Nurse’s Essay About Caring Employer Gains a Fan in Michael Bublé
While nurses across the globe speak out about staffing shortages, unsafe work conditions, and employers more interested in the bottom line than their staff, one Missouri nurse resident bucked the trend with an essay about her supportive healthcare system.
Monette Chiarolanza, RN
“Not many nurses can say positive things about their hospital leadership right now,” Monette Chiarolanza, RN, a nurse-in-training at University Health in Kansas City, Missouri, told Medscape Medical News.
Her essay about what makes her health system a unique place to work won the first Strive to Thrive Award from HOLLIBLU, an app that helps connect and support nurses. The winning entry, among 20 submitted to the contest, also earned a Zoom call from entertainer Michael Bublé. A past recipient of the HOLLIBLU Hero Award, resulting from his support of frontline workers during the pandemic, Bublé recognized the nurse resident for her service.
“I thank you on behalf of every human being you’ve rescued or helped, every person who has gone through tough times or is going to go through tough times. Your selflessness has changed the world…and you inspire us to be better people,” the singer told Chiarolanza.
Chiarolanza said she was touched by Zoom call from Bublé. What she didn’t tell him at the time was how his song, “Feeling Good,” helped her through a tough period being a single mom with two children after leaving an abusive marriage.
In her winning essay, Chiarolanza cited the “amazing support” nurses receive from their executives, who have been known to help hospital staff “pick up the slack when we are overwhelmed,” from pulling linens to recording vital signs and blood sugars. “A lot of CEOs wouldn’t engage in this way,” Chiarolanza told Medscape Medical News.
She also listed as examples of support the health system’s nurse resident program, of which she is a part, its mentorship, uncompensated care, and emotional support for veteran nurses feeling burned out. Leadership shows it values staff by providing such amenities as free massages, rejuvenation rooms with healthy snacks, “and a space for nurses to write encouraging notes to one another,” Chiarolanza continued.

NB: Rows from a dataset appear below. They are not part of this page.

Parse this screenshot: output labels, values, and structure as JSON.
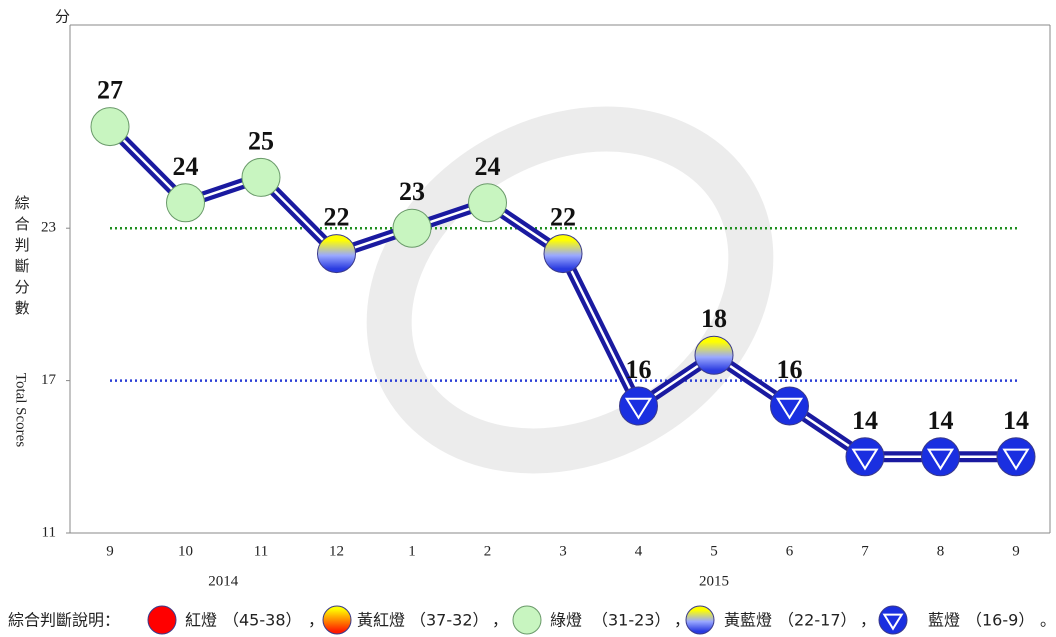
{
  "chart_data": {
    "type": "line",
    "y_unit": "分",
    "y_label_zh": "綜合判斷分數",
    "y_label_en": "Total Scores",
    "categories": [
      "9",
      "10",
      "11",
      "12",
      "1",
      "2",
      "3",
      "4",
      "5",
      "6",
      "7",
      "8",
      "9"
    ],
    "years": [
      {
        "label": "2014",
        "from": 0,
        "to": 3
      },
      {
        "label": "2015",
        "from": 4,
        "to": 12
      }
    ],
    "series": [
      {
        "name": "綜合判斷分數",
        "color": "#1a1aa0",
        "values": [
          27,
          24,
          25,
          22,
          23,
          24,
          22,
          16,
          18,
          16,
          14,
          14,
          14
        ],
        "marker_colors": [
          "green",
          "green",
          "green",
          "yellow-blue",
          "green",
          "green",
          "yellow-blue",
          "blue",
          "yellow-blue",
          "blue",
          "blue",
          "blue",
          "blue"
        ]
      }
    ],
    "ylim": [
      11,
      31
    ],
    "yticks": [
      11,
      17,
      23
    ],
    "reference_lines": [
      {
        "value": 23,
        "color": "#1f8f1f"
      },
      {
        "value": 17,
        "color": "#2b3ed6"
      }
    ],
    "legend_title": "綜合判斷說明：",
    "legend": [
      {
        "name": "紅燈",
        "range": "（45-38）",
        "marker": "red",
        "sep": "，"
      },
      {
        "name": "黃紅燈",
        "range": "（37-32）",
        "marker": "yellow-red",
        "sep": "，"
      },
      {
        "name": "綠燈",
        "range": "（31-23）",
        "marker": "green",
        "sep": "，"
      },
      {
        "name": "黃藍燈",
        "range": "（22-17）",
        "marker": "yellow-blue",
        "sep": "，"
      },
      {
        "name": "藍燈",
        "range": "（16-9）",
        "marker": "blue",
        "sep": "。"
      }
    ]
  }
}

Chiarolanza backed up her claims of employer support in her essay with quotes from nurses, ranging from new graduates to veteran staffers.
“We are being offered critical pay incentives, and leadership is prioritizing its communication to ensure nurses know the quality and compassionate care is appreciated,” she wrote.
She admits her health system may be short staffed like others worldwide, “but they do everything they can to have safe ratios. The leaders get out on the floor and listen to us.” They also realize that ensuring staff are “mentally healthy” will help employers retain workers and provide better patient care, Chiarolanza said.
Despite the positive environment she and she and her co-workers enjoy, she recognizes it’s not easy to be a nurse elsewhere. “Nurses are upset and angry. It can become a very dark and frustrating place to be.”
Chiarolanza and HOLLIBLU hope the Strive to Thrive Award will encourage other hospitals and health systems to follow University Health’s lead. “The award is important to highlight hospitals that are doing it right,” Chiarolanza said. “Every nurse deserves to feel like we feel about our hospital.”
Cara Lunsford, HOLLIBLU founder and CEO, said that in her 15 years as a nurse, she had never heard about the type of supportive environment Chiarolanza depicted in her essay. The deciding factor in the essay selection was Chiarolanza’s statement about how the CEO and CNO helped with weekly rounds and patient care, Lunsford told Medscape. “I don’t think we have ever heard of C-suite [execs] who come down and get into the trenches with their staff.”